Conventional wisdom says things last in the freezer for 3 to 6 months, and then they begin to taste off. I don’t disagree with this but I think there are ways to right that off, to make off into something delicious and economical and productive.
(Though I will say, it’s best to let something defrost and then give it the sniff test—or, if you feel comfortable, the taste test—before tossing it into a pot of something.)
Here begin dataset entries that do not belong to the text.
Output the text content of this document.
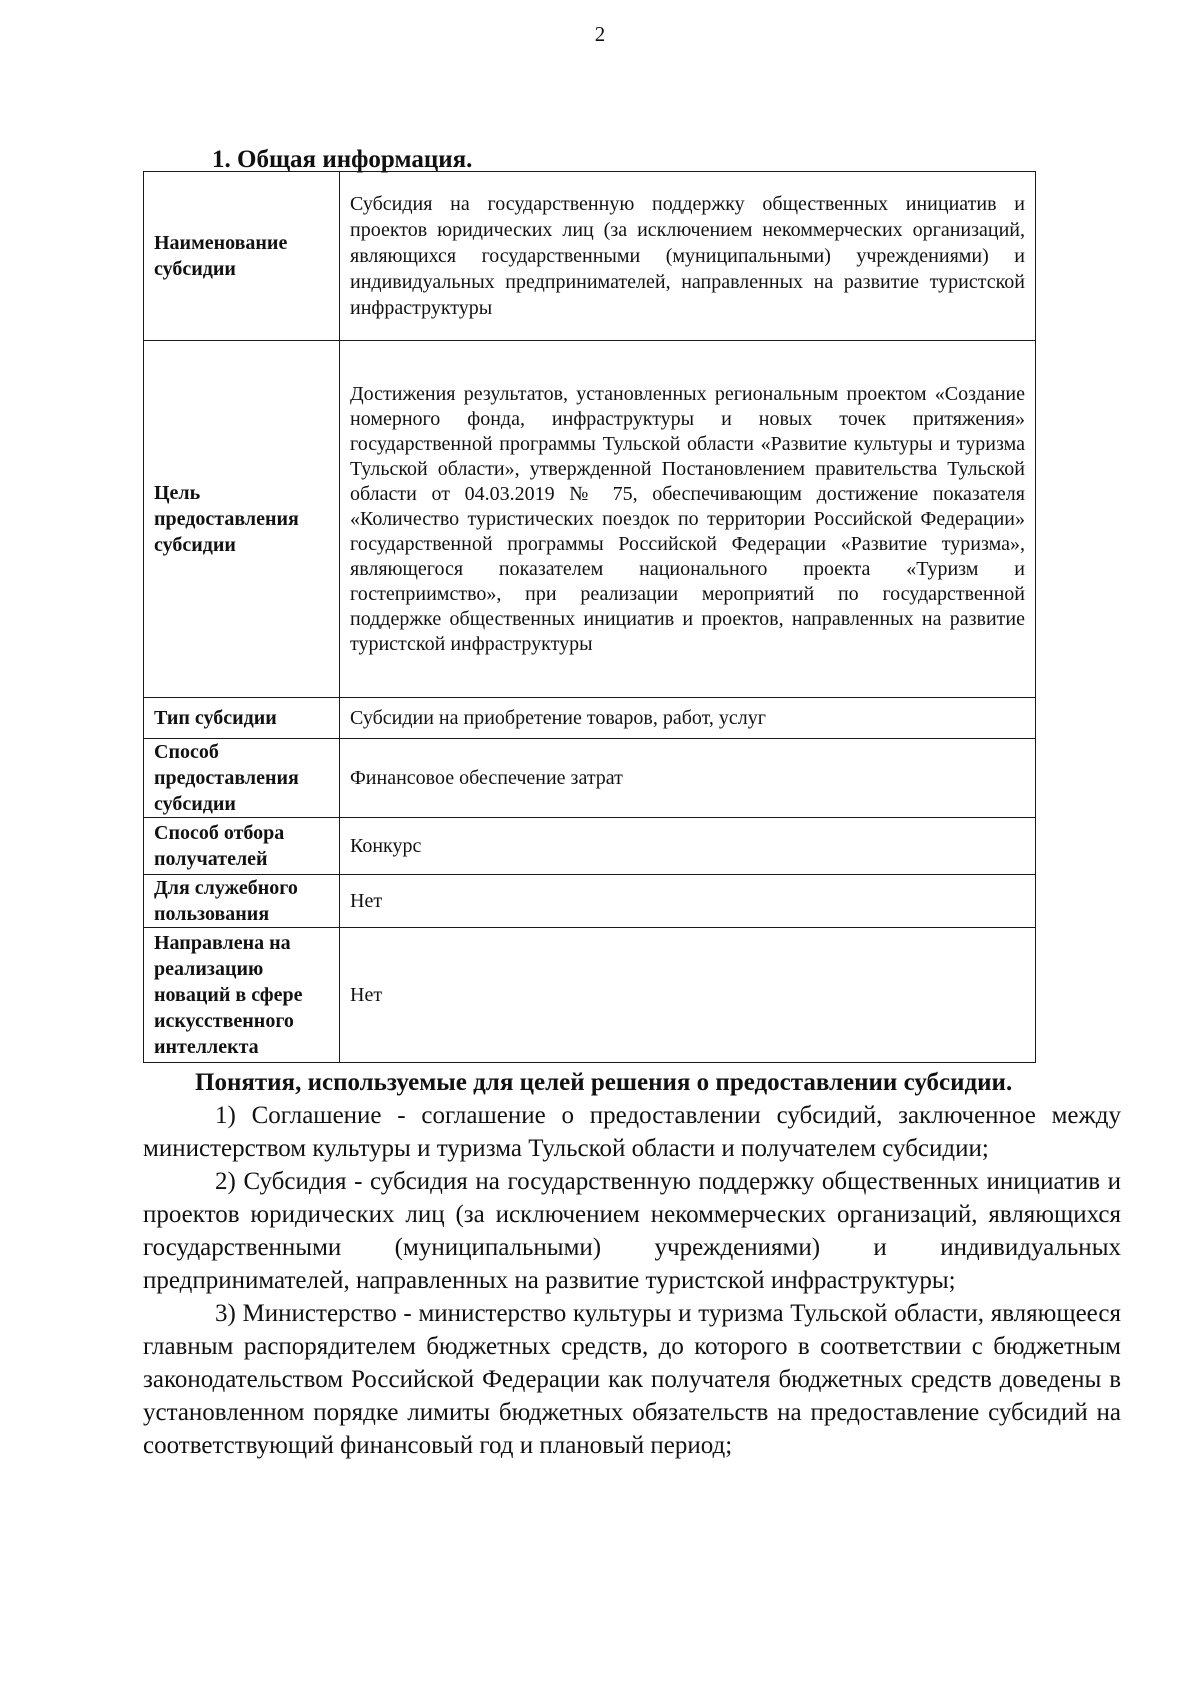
2
1. Общая информация.
Наименование субсидии	Субсидия на государственную поддержку общественных инициатив и проектов юридических лиц (за исключением некоммерческих организаций, являющихся государственными (муниципальными) учреждениями) и индивидуальных предпринимателей, направленных на развитие туристской инфраструктуры
Цель предоставления субсидии	Достижения результатов, установленных региональным проектом «Создание номерного фонда, инфраструктуры и новых точек притяжения» государственной программы Тульской области «Развитие культуры и туризма Тульской области», утвержденной Постановлением правительства Тульской области от 04.03.2019 № 75, обеспечивающим достижение показателя «Количество туристических поездок по территории Российской Федерации» государственной программы Российской Федерации «Развитие туризма», являющегося показателем национального проекта «Туризм и гостеприимство», при реализации мероприятий по государственной поддержке общественных инициатив и проектов, направленных на развитие туристской инфраструктуры
Тип субсидии	Субсидии на приобретение товаров, работ, услуг
Способ предоставления субсидии	Финансовое обеспечение затрат
Способ отбора получателей	Конкурс
Для служебного пользования	Нет
Направлена на реализацию новаций в сфере искусственного интеллекта	Нет

Понятия, используемые для целей решения о предоставлении субсидии.

1) Соглашение - соглашение о предоставлении субсидий, заключенное между министерством культуры и туризма Тульской области и получателем субсидии;

2) Субсидия - субсидия на государственную поддержку общественных инициатив и проектов юридических лиц (за исключением некоммерческих организаций, являющихся государственными (муниципальными) учреждениями) и индивидуальных предпринимателей, направленных на развитие туристской инфраструктуры;

3) Министерство - министерство культуры и туризма Тульской области, являющееся главным распорядителем бюджетных средств, до которого в соответствии с бюджетным законодательством Российской Федерации как получателя бюджетных средств доведены в установленном порядке лимиты бюджетных обязательств на предоставление субсидий на соответствующий финансовый год и плановый период;
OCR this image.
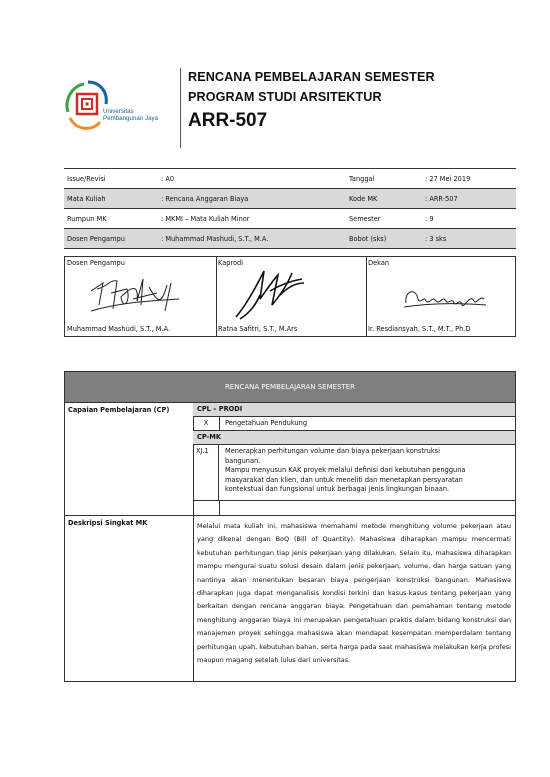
Universitas
Pembangunan Jaya
RENCANA PEMBELAJARAN SEMESTER
PROGRAM STUDI ARSITEKTUR
ARR-507
Issue/Revisi	: A0	Tanggal	: 27 Mei 2019
Mata Kuliah	: Rencana Anggaran Biaya	Kode MK	: ARR-507
Rumpun MK	: MKMI – Mata Kuliah Minor	Semester	: 9
Dosen Pengampu	: Muhammad Mashudi, S.T., M.A.	Bobot (sks)	: 3 sks
Dosen Pengampu
Muhammad Mashudi, S.T., M.A.
Kaprodi
Ratna Safitri, S.T., M.Ars
Dekan
Ir. Resdiansyah, S.T., M.T., Ph.D
RENCANA PEMBELAJARAN SEMESTER
Capaian Pembelajaran (CP)	CPL – PRODI
X	Pengetahuan Pendukung
CP-MK
XJ.1	Menerapkan perhitungan volume dan biaya pekerjaan konstruksi
bangunan.
Mampu menyusun KAK proyek melalui definisi dari kebutuhan pengguna
masyarakat dan klien, dan untuk meneliti dan menetapkan persyaratan
kontekstual dan fungsional untuk berbagai jenis lingkungan binaan.
Deskripsi Singkat MK	Melalui mata kuliah ini, mahasiswa memahami metode menghitung volume pekerjaan atau yang dikenal dengan BoQ (Bill of Quantity). Mahasiswa diharapkan mampu mencermati kebutuhan perhitungan tiap jenis pekerjaan yang dilakukan. Selain itu, mahasiswa diharapkan mampu mengurai suatu solusi desain dalam jenis pekerjaan, volume, dan harga satuan yang nantinya akan menentukan besaran biaya pengerjaan konstruksi bangunan. Mahasiswa diharapkan juga dapat menganalisis kondisi terkini dan kasus-kasus tentang pekerjaan yang berkaitan dengan rencana anggaran biaya. Pengetahuan dan pemahaman tentang metode menghitung anggaran biaya ini merupakan pengetahuan praktis dalam bidang konstruksi dan manajemen proyek sehingga mahasiswa akan mendapat kesempatan memperdalam tentang perhitungan upah, kebutuhan bahan, serta harga pada saat mahasiswa melakukan kerja profesi maupun magang setelah lulus dari universitas.
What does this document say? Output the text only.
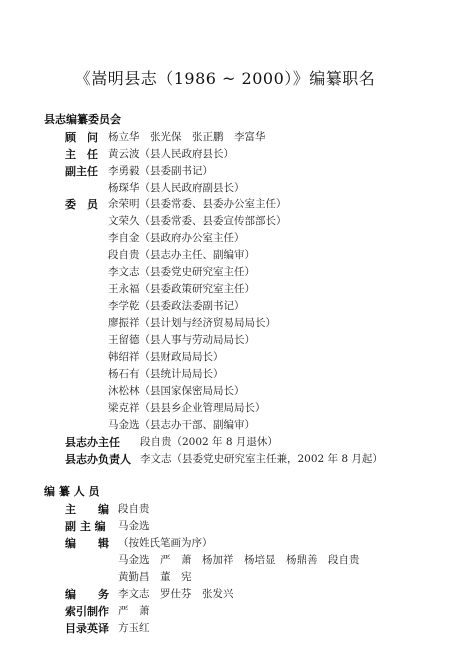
《嵩明县志（1986 ~ 2000）》编纂职名
县志编纂委员会
顾　问 杨立华　张光保　张正鹏　李富华
主　任 黄云波（县人民政府县长）
副主任 李勇毅（县委副书记）
杨琛华（县人民政府副县长）
委　员 余荣明（县委常委、县委办公室主任）
文荣久（县委常委、县委宣传部部长）
李自金（县政府办公室主任）
段自贵（县志办主任、副编审）
李文志（县委党史研究室主任）
王永福（县委政策研究室主任）
李学乾（县委政法委副书记）
廖振祥（县计划与经济贸易局局长）
王留德（县人事与劳动局局长）
韩绍祥（县财政局局长）
杨石有（县统计局局长）
沐松林（县国家保密局局长）
梁克祥（县县乡企业管理局局长）
马金选（县志办干部、副编审）
县志办主任 段自贵（2002 年 8 月退休）
县志办负责人 李文志（县委党史研究室主任兼，2002 年 8 月起）
编 纂 人 员
主　　编 段自贵
副 主 编 马金选
编　　辑 （按姓氏笔画为序）
马金选　严　萧　杨加祥　杨培显　杨鼎善　段自贵
黄勤昌　董　宪
编　　务 李文志　罗仕芬　张发兴
索引制作 严　萧
目录英译 方玉红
Here is a list of things that have lasted far too long in my freezer that I am still using or planning to:
one and a half boxes of puff pastry
a few tablespoons of garlic scape pesto, flattened in a zip loc
shards of bacon fat
leftover black bean cooking liquid (VERY WORTH KEEPING—MAKES A SORT OF “PERPETUAL STEW” SITUATION WITH EVERY NEW POT OF BLACK BEANS)
old lemongrass stalks
and more….
…..though I will say i FINALLY trashed a half-opened tray of pierogies from [redacted month/year] because I do have a few shreds of dignity left.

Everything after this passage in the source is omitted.